Electrophysiology is the science and branch of physiology that pertains to the flow of ions in biological tissues and, in particular, to the electrical recording techniques that enable the measurement of this flow.

These include so-called passive recording as well as the "voltage clamp" and "patch clamp" techniques, which "clamp" or maintain the cell potential at a level the experimenter may specify. This control is established using feedback through an operational amplifier circuit. Control of the membrane potential is most obviously of value in the study of voltage-gated ion channels, but also aids in characterizing conductance.

The most common electrophysiological recording techniques establish electrical contact with the inside of a cell or tissue with a "glass electrode." Such an electrode is fashioned by the experimenter from a fine glass tube of about 1 mm diameter, which is then pulled to an even finer (but still hollow) tip under heat and allowed to cool. This glass "micropipet" is then filled with a chloride-based salt solution, and a chloride-coated silver wire is inserted to establish an electrochemical junction with the pipet fluid and the tissue or cell into which the pipet is inserted (typically with the aid of a microscope and finely adjustable pipet holders, known as micromanipulators). The chloride-coated silver wire connects back to the amplifier. Classically, electrophysiologists watched biological currents on an oscilloscope and recorded them onto chart paper, but now the vast majority use computers.
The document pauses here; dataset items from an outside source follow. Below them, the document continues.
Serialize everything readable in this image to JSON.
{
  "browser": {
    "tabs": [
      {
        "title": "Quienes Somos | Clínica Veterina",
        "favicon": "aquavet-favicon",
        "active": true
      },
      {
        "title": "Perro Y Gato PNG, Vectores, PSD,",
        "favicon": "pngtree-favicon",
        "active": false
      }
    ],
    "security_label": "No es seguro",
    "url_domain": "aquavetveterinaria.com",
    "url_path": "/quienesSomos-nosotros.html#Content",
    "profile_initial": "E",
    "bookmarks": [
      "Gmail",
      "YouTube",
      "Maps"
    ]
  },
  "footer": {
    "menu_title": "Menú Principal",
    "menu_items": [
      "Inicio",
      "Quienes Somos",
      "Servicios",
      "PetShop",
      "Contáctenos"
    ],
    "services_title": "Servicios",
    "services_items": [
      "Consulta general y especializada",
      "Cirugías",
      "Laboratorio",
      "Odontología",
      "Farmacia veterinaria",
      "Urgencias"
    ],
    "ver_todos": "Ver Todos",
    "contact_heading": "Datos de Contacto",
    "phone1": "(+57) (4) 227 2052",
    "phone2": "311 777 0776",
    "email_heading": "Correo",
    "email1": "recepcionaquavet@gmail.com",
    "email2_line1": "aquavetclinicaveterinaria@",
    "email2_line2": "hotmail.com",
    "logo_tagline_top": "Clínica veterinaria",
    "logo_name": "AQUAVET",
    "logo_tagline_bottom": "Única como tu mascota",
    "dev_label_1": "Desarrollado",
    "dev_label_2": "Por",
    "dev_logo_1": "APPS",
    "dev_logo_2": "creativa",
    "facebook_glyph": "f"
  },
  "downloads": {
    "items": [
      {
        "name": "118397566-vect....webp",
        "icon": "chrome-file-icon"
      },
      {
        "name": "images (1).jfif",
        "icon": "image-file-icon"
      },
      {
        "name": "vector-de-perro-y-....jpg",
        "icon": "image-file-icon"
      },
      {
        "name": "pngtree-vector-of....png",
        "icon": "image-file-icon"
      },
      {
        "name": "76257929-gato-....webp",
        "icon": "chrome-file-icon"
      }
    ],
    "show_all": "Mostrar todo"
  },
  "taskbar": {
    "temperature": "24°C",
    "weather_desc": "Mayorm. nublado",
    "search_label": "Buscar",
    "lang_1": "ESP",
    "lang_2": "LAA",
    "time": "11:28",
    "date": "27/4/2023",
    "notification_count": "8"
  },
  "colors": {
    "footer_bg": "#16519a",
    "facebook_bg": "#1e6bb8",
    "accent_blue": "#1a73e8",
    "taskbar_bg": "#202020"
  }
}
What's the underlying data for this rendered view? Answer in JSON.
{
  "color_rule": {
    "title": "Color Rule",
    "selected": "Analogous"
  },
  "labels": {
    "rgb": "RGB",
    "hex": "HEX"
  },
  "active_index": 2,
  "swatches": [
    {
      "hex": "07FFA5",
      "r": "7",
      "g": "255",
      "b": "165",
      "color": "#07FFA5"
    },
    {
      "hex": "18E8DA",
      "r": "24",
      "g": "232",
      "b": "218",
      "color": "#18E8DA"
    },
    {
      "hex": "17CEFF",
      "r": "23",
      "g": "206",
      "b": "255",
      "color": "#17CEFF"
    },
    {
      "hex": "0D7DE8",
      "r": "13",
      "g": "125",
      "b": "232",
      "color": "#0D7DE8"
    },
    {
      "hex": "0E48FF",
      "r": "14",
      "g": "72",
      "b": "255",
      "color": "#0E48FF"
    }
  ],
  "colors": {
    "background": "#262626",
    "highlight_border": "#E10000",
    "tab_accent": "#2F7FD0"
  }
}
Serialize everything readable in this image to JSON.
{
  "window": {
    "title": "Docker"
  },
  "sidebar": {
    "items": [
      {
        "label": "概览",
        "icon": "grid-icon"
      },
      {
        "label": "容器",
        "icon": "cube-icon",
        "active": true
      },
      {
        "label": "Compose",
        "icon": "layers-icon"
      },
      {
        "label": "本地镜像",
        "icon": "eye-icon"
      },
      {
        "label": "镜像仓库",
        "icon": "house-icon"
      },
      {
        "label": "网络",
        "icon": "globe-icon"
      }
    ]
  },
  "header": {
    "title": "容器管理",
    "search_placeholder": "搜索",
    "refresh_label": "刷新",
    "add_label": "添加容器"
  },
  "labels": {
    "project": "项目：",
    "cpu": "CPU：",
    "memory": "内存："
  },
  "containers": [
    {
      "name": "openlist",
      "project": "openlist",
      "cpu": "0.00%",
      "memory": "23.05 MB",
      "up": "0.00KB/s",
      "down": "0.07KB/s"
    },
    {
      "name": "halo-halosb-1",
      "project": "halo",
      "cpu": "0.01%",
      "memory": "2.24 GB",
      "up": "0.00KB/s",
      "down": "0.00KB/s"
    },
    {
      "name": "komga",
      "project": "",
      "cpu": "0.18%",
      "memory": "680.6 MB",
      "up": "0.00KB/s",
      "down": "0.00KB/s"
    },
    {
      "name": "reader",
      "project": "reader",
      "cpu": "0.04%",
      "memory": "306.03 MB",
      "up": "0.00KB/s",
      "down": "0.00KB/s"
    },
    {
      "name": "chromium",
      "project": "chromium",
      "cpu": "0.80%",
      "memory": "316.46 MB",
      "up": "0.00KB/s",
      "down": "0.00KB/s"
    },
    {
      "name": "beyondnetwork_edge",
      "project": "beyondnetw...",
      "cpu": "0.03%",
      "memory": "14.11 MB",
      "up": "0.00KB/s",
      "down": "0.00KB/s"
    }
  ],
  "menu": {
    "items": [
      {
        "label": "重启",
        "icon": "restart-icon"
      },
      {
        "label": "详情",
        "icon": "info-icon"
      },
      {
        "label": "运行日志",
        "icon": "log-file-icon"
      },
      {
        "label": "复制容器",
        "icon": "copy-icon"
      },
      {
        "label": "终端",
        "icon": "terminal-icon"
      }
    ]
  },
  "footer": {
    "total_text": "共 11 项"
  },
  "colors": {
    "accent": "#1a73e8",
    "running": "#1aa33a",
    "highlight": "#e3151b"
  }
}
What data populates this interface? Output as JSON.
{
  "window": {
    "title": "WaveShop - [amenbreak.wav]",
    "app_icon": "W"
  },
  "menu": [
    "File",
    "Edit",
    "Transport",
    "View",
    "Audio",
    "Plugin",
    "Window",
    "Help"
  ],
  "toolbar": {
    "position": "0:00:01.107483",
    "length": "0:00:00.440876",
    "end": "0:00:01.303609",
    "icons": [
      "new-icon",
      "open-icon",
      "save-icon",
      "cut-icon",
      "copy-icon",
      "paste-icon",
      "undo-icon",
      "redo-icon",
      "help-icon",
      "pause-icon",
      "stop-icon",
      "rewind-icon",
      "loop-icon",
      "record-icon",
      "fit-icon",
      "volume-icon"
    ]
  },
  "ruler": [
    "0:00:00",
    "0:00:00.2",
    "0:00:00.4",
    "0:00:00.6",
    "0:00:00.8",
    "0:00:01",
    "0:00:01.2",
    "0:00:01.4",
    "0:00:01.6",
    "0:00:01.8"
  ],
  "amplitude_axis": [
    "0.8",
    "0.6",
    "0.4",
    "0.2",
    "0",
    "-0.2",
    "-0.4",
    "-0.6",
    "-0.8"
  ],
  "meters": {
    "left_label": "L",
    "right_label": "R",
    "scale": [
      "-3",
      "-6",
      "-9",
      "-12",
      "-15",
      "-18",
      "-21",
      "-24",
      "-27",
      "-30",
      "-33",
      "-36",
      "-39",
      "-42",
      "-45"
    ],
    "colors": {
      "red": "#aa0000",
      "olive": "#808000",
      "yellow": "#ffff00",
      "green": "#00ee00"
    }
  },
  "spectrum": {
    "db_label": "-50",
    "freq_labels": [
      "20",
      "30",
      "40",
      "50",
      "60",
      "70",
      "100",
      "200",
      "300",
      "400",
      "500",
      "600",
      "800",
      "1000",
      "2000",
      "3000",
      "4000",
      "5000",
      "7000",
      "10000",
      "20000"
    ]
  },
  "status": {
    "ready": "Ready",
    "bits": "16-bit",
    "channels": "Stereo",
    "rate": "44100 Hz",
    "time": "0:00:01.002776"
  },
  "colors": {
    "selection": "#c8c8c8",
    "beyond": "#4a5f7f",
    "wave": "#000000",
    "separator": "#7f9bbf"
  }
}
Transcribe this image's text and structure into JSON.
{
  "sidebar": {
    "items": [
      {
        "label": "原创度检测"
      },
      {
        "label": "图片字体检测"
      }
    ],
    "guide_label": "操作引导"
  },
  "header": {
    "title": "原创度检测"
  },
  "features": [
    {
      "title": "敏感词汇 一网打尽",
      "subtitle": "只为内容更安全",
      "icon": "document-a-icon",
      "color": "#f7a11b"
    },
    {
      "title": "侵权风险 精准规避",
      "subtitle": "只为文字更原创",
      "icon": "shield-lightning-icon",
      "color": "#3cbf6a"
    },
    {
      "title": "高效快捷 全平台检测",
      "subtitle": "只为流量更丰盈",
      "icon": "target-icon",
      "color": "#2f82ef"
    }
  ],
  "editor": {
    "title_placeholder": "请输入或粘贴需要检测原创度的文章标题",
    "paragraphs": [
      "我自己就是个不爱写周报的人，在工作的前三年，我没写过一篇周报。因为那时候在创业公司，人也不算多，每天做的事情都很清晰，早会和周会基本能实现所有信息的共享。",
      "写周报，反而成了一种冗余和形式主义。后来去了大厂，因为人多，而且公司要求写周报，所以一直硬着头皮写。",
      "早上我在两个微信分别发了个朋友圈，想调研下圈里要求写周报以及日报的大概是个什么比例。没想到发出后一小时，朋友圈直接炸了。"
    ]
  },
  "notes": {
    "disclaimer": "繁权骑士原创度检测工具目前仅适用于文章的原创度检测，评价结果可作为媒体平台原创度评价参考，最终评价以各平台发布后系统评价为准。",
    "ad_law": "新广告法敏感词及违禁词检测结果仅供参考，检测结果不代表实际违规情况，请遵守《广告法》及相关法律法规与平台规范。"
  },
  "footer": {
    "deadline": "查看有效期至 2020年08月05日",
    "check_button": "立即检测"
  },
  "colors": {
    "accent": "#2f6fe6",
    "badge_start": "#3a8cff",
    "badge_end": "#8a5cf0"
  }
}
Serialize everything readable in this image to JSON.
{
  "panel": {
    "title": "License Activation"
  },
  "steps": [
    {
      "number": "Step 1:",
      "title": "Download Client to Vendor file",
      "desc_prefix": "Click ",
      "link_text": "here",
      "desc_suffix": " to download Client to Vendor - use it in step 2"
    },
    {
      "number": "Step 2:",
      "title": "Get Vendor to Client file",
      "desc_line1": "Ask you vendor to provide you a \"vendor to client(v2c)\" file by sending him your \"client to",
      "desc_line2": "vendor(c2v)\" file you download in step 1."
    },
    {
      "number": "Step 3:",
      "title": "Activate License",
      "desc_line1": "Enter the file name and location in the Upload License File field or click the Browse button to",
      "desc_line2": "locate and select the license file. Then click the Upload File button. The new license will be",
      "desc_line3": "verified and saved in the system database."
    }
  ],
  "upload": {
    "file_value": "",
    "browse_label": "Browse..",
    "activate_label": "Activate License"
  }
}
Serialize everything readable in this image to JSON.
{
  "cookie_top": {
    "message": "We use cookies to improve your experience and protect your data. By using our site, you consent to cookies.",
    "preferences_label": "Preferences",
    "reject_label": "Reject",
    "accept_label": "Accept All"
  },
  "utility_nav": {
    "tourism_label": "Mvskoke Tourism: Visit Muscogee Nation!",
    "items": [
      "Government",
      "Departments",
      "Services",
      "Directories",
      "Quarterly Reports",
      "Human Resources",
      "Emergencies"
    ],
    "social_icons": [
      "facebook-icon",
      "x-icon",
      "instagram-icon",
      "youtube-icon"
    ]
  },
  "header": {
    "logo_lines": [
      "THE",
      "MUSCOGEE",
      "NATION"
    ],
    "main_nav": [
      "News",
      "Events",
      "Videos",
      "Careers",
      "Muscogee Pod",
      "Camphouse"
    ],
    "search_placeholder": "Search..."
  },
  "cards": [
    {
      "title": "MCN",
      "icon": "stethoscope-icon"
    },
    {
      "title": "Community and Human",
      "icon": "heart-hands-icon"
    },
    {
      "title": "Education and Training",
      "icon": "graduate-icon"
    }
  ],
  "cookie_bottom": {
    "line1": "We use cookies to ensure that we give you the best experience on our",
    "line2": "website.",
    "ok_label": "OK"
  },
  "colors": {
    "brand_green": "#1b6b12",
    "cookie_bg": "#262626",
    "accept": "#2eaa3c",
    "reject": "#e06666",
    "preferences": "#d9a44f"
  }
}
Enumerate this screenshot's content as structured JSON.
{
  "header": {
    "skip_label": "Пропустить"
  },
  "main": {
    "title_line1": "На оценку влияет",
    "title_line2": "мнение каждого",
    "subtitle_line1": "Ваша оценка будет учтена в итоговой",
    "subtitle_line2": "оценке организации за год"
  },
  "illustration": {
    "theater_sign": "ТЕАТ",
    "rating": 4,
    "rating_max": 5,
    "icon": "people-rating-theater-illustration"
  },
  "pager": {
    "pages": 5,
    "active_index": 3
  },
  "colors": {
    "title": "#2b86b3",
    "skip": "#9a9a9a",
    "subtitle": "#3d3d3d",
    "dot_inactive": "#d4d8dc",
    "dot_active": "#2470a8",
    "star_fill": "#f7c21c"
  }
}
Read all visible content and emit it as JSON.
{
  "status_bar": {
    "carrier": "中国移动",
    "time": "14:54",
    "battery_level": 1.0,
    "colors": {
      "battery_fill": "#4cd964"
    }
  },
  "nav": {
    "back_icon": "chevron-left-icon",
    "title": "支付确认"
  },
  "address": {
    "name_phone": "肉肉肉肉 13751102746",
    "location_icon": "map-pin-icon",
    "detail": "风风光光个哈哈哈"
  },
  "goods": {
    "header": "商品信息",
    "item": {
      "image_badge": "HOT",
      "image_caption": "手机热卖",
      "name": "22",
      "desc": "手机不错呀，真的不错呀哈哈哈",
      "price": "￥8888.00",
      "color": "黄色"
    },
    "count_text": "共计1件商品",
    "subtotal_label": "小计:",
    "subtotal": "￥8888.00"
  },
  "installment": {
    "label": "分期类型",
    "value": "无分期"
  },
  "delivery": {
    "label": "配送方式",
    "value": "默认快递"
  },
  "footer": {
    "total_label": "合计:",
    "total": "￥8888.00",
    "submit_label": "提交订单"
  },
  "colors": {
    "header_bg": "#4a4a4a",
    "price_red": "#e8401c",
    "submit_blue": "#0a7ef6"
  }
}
Other requirements are an air or sand table to reduce vibration, and a Faraday cage to eliminate outside interference from the tiny measured currents.

Where experiments require low impedance measurements and no ionic contribution from the microelectrode, the chloride solution is replaced with cerralow, a low melting temperature alloy. The tip is electroplated with soft gold and platinum black, from chloroplatinic acid. Electrodes of this type are used to measure electrical pulses in unmyelinated axons down to 100 nm.

There are four main types of electrophysiological recording:

1. Cell attached mode - which records channel activity.

Advantages: Single channels can be recorded and channel properties are not changed.

Disadvantages: Poor pharmacology.

2. Whole cell recording.

Advantages: Good pharmacology, large current is recorded because it is the whole cell.

Disadvantages: The cell is perforated so cell contents are lost.

3. Excised patch.

Advantages: Recordings can be taken from individual channels, good pharmacology and the inside/outside solutions can be changed.

Disadvantages: Risk that channel properties are changed.

4. Axon recording.

Advantages: Chemistry of cell is unchanged, axon pulses are discriminated from the less frequent retrograde cell action potentials.

Disadvantages: Experimental protocol requirements are strict

Amperometry is another technique of electrophysiology, which uses a carbon electrode and is typically used to detect and record changes in the chemical composition of the biological solution being studied.